One option is to have someone else (or yourself if you have access to a Windows computer and the program) use PageMaker 7 for Windows to convert MS-Publisher files to PageMaker format. After that conversion is done, the converted files can be opened on a Macintosh using Pagemaker 7 or InDesign.

A second option, if you just need to view, print, or forward the file but not edit it, is to have the Publisher file converted to PDF format. Then the PDF file can be opened and used on your Mac using the Preview application or Adobe Reader software.

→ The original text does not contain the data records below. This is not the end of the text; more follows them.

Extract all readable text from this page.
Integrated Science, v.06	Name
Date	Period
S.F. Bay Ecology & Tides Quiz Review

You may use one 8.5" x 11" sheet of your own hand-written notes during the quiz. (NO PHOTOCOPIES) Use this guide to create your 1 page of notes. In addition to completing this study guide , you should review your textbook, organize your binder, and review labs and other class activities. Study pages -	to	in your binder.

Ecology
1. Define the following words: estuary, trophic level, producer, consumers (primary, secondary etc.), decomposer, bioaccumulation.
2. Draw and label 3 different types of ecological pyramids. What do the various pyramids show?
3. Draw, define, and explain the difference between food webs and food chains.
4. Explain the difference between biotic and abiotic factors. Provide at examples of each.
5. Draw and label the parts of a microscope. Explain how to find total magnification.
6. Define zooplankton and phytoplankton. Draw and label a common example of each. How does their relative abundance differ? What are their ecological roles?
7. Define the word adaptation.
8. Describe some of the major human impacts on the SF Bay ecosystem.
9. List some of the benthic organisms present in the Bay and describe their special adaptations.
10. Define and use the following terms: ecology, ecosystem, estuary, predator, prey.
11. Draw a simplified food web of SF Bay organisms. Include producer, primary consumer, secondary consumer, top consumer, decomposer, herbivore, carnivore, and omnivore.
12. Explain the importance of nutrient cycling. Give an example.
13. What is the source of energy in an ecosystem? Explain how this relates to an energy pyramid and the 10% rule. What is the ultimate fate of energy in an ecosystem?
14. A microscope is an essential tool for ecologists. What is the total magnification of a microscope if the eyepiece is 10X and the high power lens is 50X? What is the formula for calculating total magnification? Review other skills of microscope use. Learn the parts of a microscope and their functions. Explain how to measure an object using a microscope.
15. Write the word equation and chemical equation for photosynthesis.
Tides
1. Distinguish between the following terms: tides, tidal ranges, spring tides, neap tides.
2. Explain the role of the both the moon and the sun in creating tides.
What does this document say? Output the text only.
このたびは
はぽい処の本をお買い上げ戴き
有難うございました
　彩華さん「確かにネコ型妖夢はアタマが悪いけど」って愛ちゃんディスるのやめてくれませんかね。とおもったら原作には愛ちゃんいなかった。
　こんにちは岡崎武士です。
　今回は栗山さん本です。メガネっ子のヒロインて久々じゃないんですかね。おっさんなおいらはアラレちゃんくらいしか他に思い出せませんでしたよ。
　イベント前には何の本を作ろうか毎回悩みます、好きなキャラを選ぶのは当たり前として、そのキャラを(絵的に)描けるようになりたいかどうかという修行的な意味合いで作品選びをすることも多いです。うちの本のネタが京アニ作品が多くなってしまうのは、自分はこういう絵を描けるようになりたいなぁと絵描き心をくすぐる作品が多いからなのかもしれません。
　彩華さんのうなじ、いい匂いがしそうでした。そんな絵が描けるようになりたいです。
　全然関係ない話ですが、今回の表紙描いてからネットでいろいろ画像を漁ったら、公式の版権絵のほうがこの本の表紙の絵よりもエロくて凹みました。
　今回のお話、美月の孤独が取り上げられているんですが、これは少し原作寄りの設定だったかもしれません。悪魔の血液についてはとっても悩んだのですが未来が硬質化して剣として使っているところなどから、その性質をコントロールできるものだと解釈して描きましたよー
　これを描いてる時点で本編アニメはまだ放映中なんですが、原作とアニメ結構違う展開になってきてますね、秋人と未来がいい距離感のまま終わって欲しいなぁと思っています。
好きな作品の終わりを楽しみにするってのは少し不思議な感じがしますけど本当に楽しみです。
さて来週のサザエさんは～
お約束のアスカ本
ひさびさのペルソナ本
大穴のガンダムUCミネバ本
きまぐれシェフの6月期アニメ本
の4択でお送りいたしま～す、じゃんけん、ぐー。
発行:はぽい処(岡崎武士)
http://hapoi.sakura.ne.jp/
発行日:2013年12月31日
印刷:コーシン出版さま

A third option is to use the free Remote Desktop Connection software program from Microsoft to connect to either a server that has MS Publisher installed on it, or a WindowsXP computer that has MS Publisher. Your network administrator can set up a Windows server to act as an applications server, and provide you with an IP address that, when you connect from a Macintosh or a Windows computer, automatically starts running MS Publisher. In this case, you would not have printing access to a local printer, but could print to networked printers if they have been set up by the network administrator. If you connect to a WindowsXP computer, you can use it from your Macintosh just as you would if you were actually using the Windows machine. To right click, hold down the control key. Only one person can be using a WindowsXP computer, however, so if you are using the computer via a Remote Desktop Connection then someone else cannot be using the same Windows computer. The windows computer you are using must be set up to allow remote desktop connections for the particular username and password you will use, but it can be located in another room or another part of the Internet as long as firewall settings along the connection path permit such access.

Remote Desktop Connection for Macintosh can be downloaded free from Microsoft at Remote Desktop Client.

As a Mac user, if you do not want to use a professional desktop publishing program like InDesign or Pagemaker 7, you should consider Pages. Pages is a new program Apple has developed that is part of the iWork software suite, which includes Keynote2 software. iWork is available to educators for $40, and less if your district purchases in larger volumes.